Pékin!… Et, en quelques secondes, tandis que je subis la puissance évocatrice de ce nom ainsi jeté, une grande muraille couleur de deuil, d'une hauteur jamais vue, achève de se découvrir, se développe sans fin, dans une solitude dénudée et grisâtre, qui semble un steppe maudit. C'est comme un formidable changement de décor, exécuté sans bruit de machinistes, ni fracas d'orchestre, dans un silence plus imposant que toutes les musiques. Nous sommes au pied de ces bastions et de ces remparts, nous sommes dominés par tout cela, qu'un repli de terrain nous avait caché. En même temps, la pluie devient de la neige, dont les flocons blancs se mêlent aux envolées sombres des détritus et de la poussière. La muraille de Pékin nous écrase, chose géante, d'aspect babylonien, chose intensément noire, sous la lumière morte d'un matin de neige et d'automne. Cela monte dans le ciel comme les cathédrales, mais cela s'en va, cela se prolonge, toujours pareil, durant des lieues. Pas un passant aux abords de cette ville, personne. Pas une herbe non plus le long de ces murs; un sol raviné, poussiéreux, sinistre comme des cendres, avec des lambeaux de vêtements qui traînent, des ossements, un crâne. Et, du haut de chacun des créneaux noirs, un corbeau, qui s'est posté, nous salue au passage en croassant à la mort.
Le ciel est si épais et si bas que l'on y voit à peine clair, et sous l'oppression de ce Pékin longtemps attendu, qui vient de faire au-dessus de nos têtes son apparition déconcertante et soudaine, nous nous avançons, aux cris intermittents de tous ces corbeaux alignés, un peu silencieux nous-mêmes, un peu glacés d'être là, souhaitant voir du mouvement, voir de la vie, voir quelqu'un ou quelque chose sortir enfin de ces murs.
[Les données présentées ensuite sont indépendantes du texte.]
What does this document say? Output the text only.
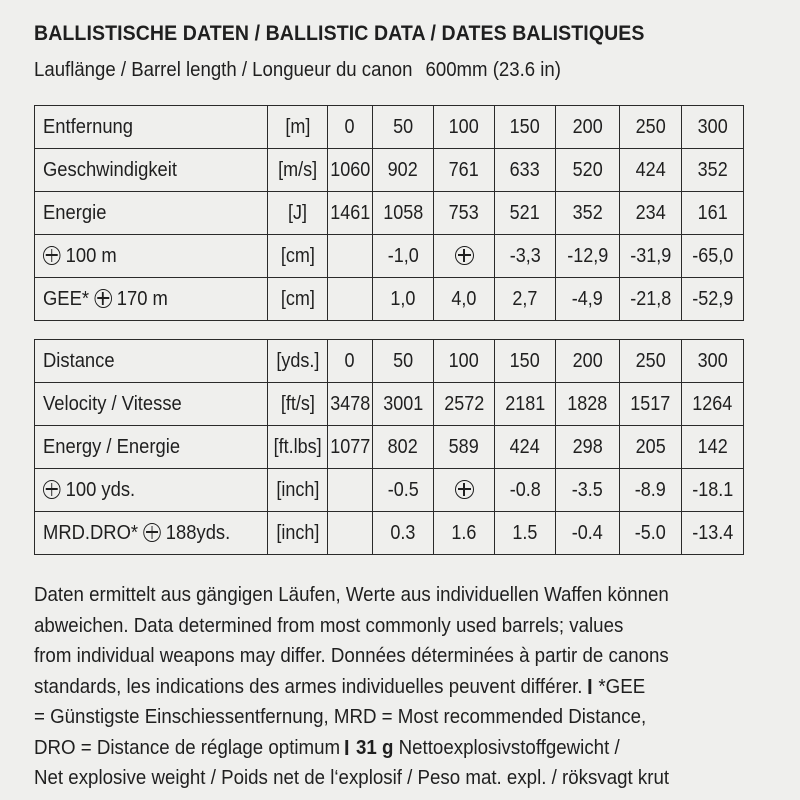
BALLISTISCHE DATEN / BALLISTIC DATA / DATES BALISTIQUES
Lauflänge / Barrel length / Longueur du canon 600mm (23.6 in)
Entfernung	[m]	0	50	100	150	200	250	300
Geschwindigkeit	[m/s]	1060	902	761	633	520	424	352
Energie	[J]	1461	1058	753	521	352	234	161
100 m	[cm]		-1,0		-3,3	-12,9	-31,9	-65,0
GEE* 170 m	[cm]		1,0	4,0	2,7	-4,9	-21,8	-52,9
Distance	[yds.]	0	50	100	150	200	250	300
Velocity / Vitesse	[ft/s]	3478	3001	2572	2181	1828	1517	1264
Energy / Energie	[ft.lbs]	1077	802	589	424	298	205	142
100 yds.	[inch]		-0.5		-0.8	-3.5	-8.9	-18.1
MRD.DRO* 188yds.	[inch]		0.3	1.6	1.5	-0.4	-5.0	-13.4
Daten ermittelt aus gängigen Läufen, Werte aus individuellen Waffen können
abweichen. Data determined from most commonly used barrels; values
from individual weapons may differ. Données déterminées à partir de canons
standards, les indications des armes individuelles peuvent différer. *GEE
= Günstigste Einschiessentfernung, MRD = Most recommended Distance,
DRO = Distance de réglage optimum 31 g Nettoexplosivstoffgewicht /
Net explosive weight / Poids net de l‘explosif / Peso mat. expl. / röksvagt krut
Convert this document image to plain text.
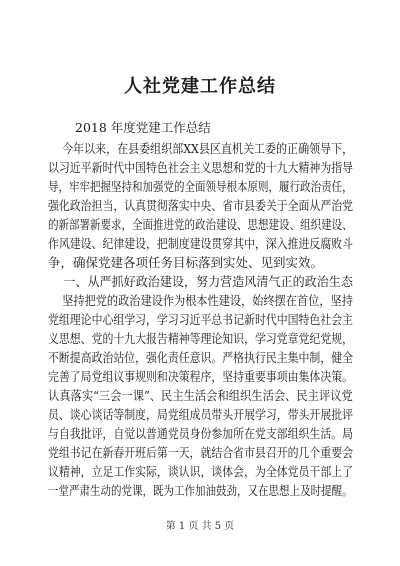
人社党建工作总结
2018 年度党建工作总结
今年以来，在县委组织部XX县区直机关工委的正确领导下，
以习近平新时代中国特色社会主义思想和党的十九大精神为指导
导，牢牢把握坚持和加强党的全面领导根本原则，履行政治责任，
强化政治担当，认真贯彻落实中央、省市县委关于全面从严治党
的新部署新要求，全面推进党的政治建设、思想建设、组织建设、
作风建设、纪律建设，把制度建设贯穿其中，深入推进反腐败斗
争，确保党建各项任务目标落到实处、见到实效。
一、从严抓好政治建设，努力营造风清气正的政治生态
坚持把党的政治建设作为根本性建设，始终摆在首位，坚持
党组理论中心组学习，学习习近平总书记新时代中国特色社会主
义思想、党的十九大报告精神等理论知识，学习党章党纪党规，
不断提高政治站位，强化责任意识。严格执行民主集中制，健全
完善了局党组议事规则和决策程序，坚持重要事项由集体决策。
认真落实“三会一课”、民主生活会和组织生活会、民主评议党
员、谈心谈话等制度，局党组成员带头开展学习，带头开展批评
与自我批评，自觉以普通党员身份参加所在党支部组织生活。局
党组书记在新春开班后第一天，就结合省市县召开的几个重要会
议精神，立足工作实际，谈认识，谈体会，为全体党员干部上了
一堂严肃生动的党课，既为工作加油鼓劲，又在思想上及时提醒。
第 1 页 共 5 页
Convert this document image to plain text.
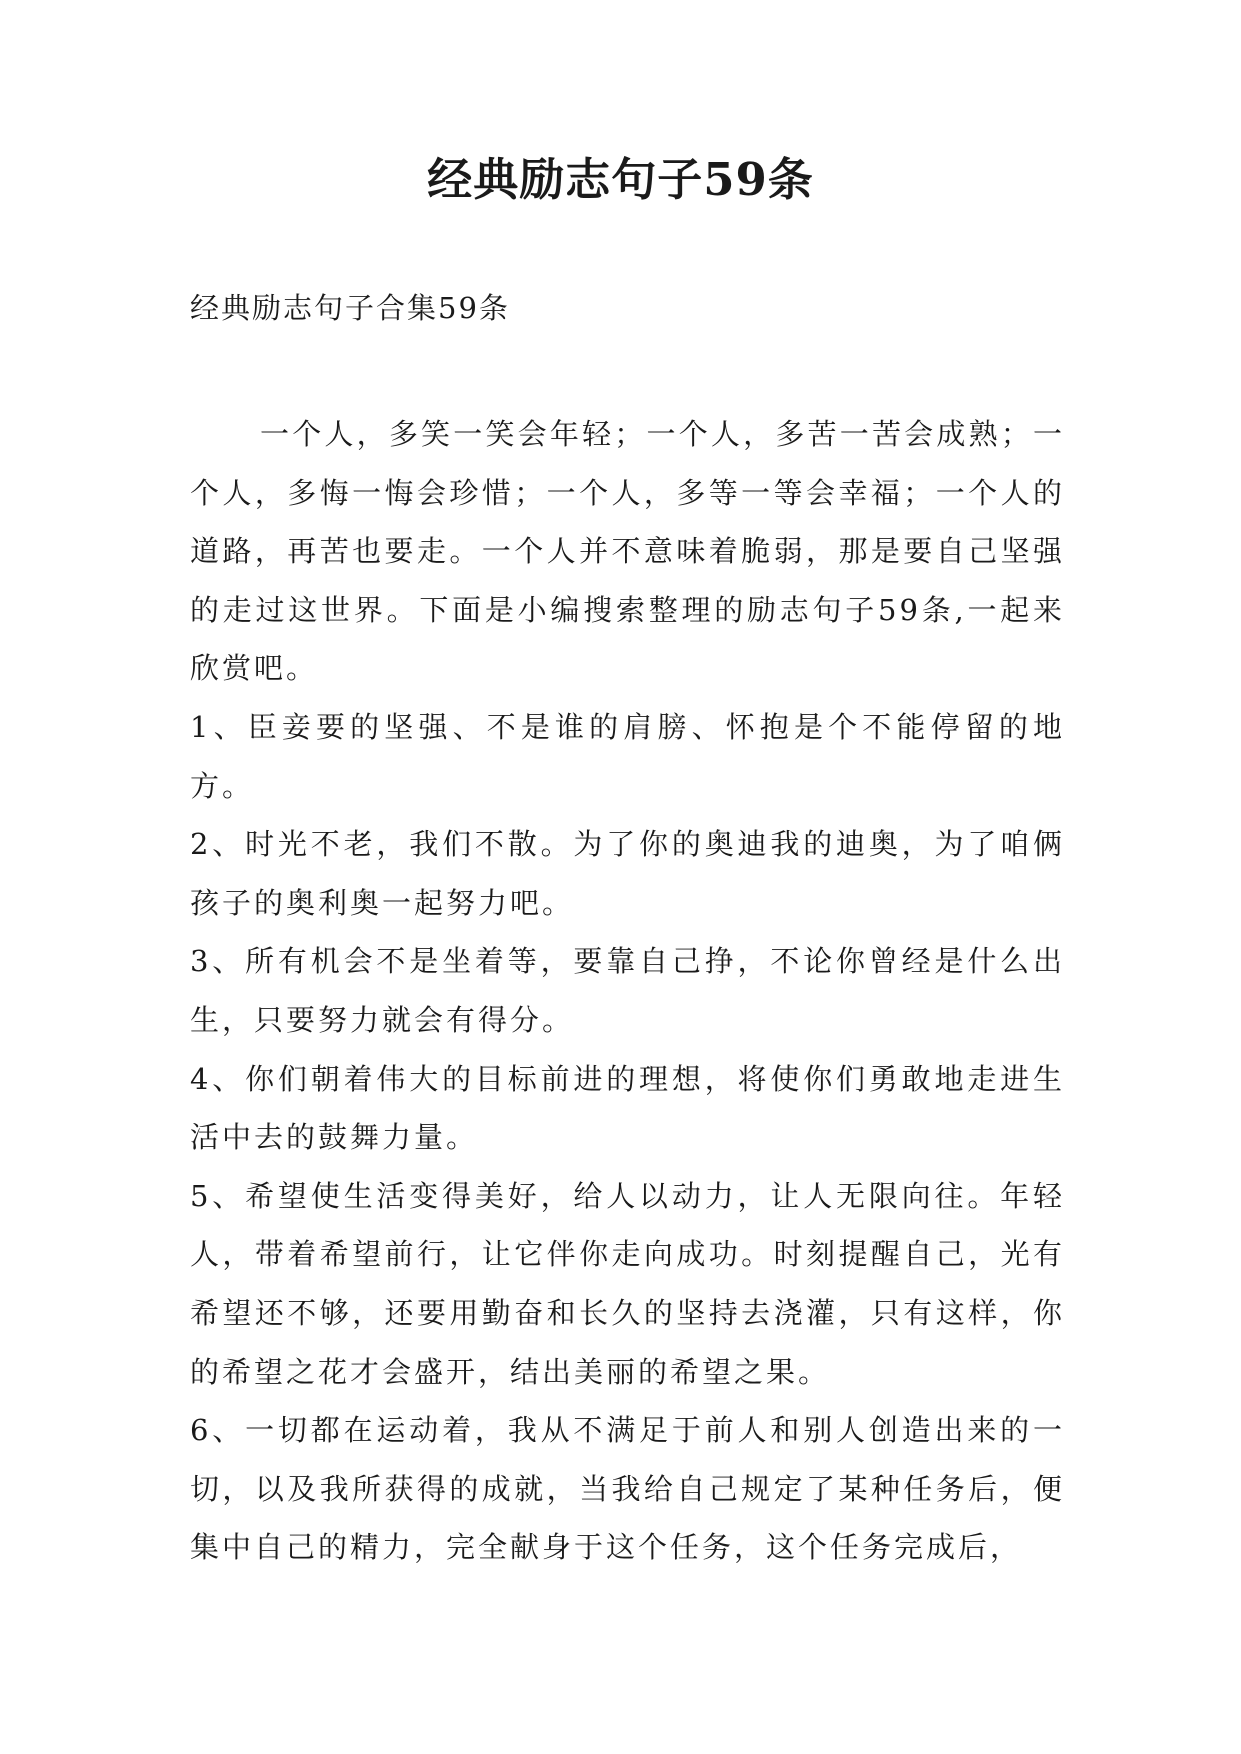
经典励志句子59条
经典励志句子合集59条

一个人，多笑一笑会年轻；一个人，多苦一苦会成熟；一个人，多悔一悔会珍惜；一个人，多等一等会幸福；一个人的道路，再苦也要走。一个人并不意味着脆弱，那是要自己坚强的走过这世界。下面是小编搜索整理的励志句子59条,一起来欣赏吧。

1、臣妾要的坚强、不是谁的肩膀、怀抱是个不能停留的地方。

2、时光不老，我们不散。为了你的奥迪我的迪奥，为了咱俩孩子的奥利奥一起努力吧。

3、所有机会不是坐着等，要靠自己挣，不论你曾经是什么出生，只要努力就会有得分。

4、你们朝着伟大的目标前进的理想，将使你们勇敢地走进生活中去的鼓舞力量。

5、希望使生活变得美好，给人以动力，让人无限向往。年轻人，带着希望前行，让它伴你走向成功。时刻提醒自己，光有希望还不够，还要用勤奋和长久的坚持去浇灌，只有这样，你的希望之花才会盛开，结出美丽的希望之果。

6、一切都在运动着，我从不满足于前人和别人创造出来的一切，以及我所获得的成就，当我给自己规定了某种任务后，便集中自己的精力，完全献身于这个任务，这个任务完成后，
Alors, d'une porte, là-bas en avant, d'une percée dans l'enceinte colossale, sort une énorme et lente bête brune, fourrée de laine comme un mouton géant,—puis deux, puis trois, puis dix: une caravane mongole, qui commence de couler vers nous, dans ce même silence, toujours, où l'on n'entend que les corbeaux croasser. A la file incessante les monstrueux chameaux de Mongolie, tout arrondis de fourrure, avec d'étonnants manchons aux jambes, des crinières comme des lions, processionnent sans fin le long de nos chevaux qui s'effarent; ils ne portent ni cloches ni grelots, comme en ont ces bêtes maigres, aux harmonieuses caravanes des déserts arabiques; leurs pieds s'enfoncent profondément dans la poussière qui assourdit leurs pas, le silence n'est pas rompu par leur marche. Et les Mongols qui les mènent, figures cruelles et lointaines, nous jettent à la dérobée des regards ennemis.
Aperçue à travers un voile de neige fine et de poussière noire, la caravane nous a croisés et s'éloigne, sans un bruit, ainsi qu'une caravane fantôme. Nous nous retrouvons seuls, sous cette muraille de Titans, du haut de laquelle les corbeaux nous regardent passer. Et c'est notre tour à présent de franchir, pour entrer dans la ville ténébreuse, les portes par où ces Mongols viennent de la quitter.
VII
A LA LÉGATION DE FRANCE
Nous voici arrivés à ces portes, doubles, triples, profondes comme des tunnels et se contournant dans l'épaisseur des puissantes maçonneries; portes surmontées de donjons à meurtrières qui ont chacun cinq étages de hauteur sous d'étranges toitures courbes, de donjons extravagants qui sont des choses colossales et noires, au-dessus de l'enceinte noire des murailles.